Die türkischstämmige Muslimin arbeitete seit 2002 in einer Filiale im Raum Nürnberg. Zunächst ohne Kopftuch. Als die Verkäuferin nach einer Elternzeit mit Kopftuch in die Firma zurückkehrte, reagierte der Arbeitgeber 2016 mit der Weisung, sie habe „ohne auffällige großflächige religiöse, politische und sonstige weltanschauliche Zeichen am Arbeitsplatz zu erscheinen und ihre Arbeit aufzunehmen“. Die Drogerie berief sich dabei auf die betriebliche Kleiderordnung, nach der unter anderem Kopfbedeckungen aller Art bei Kundenkontakt nicht getragen werden dürfen.
Die muslimische Verkäuferin sieht darin eine unzulässige Diskriminierung. Der Fall landete daraufhin vor dem Arbeitsgericht Nürnberg, das 2017 zugunsten der Frau entschied und das Unternehmen zur Nachzahlung von zwischenzeitlich nicht erfolgter Vergütung verurteilte.

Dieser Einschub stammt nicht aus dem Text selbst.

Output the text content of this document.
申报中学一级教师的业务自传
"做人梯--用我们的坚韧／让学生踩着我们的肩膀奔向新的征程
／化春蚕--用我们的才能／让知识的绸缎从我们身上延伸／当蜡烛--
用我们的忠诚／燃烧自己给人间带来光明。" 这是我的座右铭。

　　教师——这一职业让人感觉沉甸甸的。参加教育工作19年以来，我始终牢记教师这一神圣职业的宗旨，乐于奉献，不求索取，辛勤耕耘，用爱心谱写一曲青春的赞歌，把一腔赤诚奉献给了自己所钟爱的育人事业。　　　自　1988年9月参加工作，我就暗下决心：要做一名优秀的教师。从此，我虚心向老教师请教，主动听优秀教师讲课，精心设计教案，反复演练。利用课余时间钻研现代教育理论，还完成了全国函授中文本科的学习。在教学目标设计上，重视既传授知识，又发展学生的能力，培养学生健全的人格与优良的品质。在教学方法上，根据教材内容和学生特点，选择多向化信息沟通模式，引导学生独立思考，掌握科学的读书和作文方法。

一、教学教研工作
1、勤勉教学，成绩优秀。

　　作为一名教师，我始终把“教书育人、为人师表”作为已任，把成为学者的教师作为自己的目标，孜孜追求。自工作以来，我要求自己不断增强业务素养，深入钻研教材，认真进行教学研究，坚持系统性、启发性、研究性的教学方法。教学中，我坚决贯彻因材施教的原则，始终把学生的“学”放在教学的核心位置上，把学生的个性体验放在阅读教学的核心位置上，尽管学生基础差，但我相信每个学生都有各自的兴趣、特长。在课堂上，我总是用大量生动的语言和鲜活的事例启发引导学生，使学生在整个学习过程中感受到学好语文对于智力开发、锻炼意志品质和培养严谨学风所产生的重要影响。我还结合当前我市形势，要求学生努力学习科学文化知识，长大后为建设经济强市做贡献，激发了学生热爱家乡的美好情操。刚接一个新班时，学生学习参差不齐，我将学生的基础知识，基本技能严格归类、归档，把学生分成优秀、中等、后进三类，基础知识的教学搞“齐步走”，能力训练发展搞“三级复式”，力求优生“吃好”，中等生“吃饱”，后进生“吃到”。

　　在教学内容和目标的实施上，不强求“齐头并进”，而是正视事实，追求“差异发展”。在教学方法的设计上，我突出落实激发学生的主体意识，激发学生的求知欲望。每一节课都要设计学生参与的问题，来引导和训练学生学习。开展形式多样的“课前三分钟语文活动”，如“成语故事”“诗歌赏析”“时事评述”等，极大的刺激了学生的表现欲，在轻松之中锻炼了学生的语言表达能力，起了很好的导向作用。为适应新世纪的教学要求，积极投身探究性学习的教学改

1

Mit einer Berufung gegen das Urteil hatte die Drogeriemarkt-Kette keinen Erfolg: Auch das Landesarbeitsgericht (LAG) Nürnberg urteilte im März 2018, dass die Arbeitgeberweisung rechtswidrig und die Arbeitnehmerin aufgrund ihres religiösen Bekenntnisses „mittelbar diskriminiert“ sei, was nicht durch betriebliche Entscheidungen gerechtfertigt werden könne.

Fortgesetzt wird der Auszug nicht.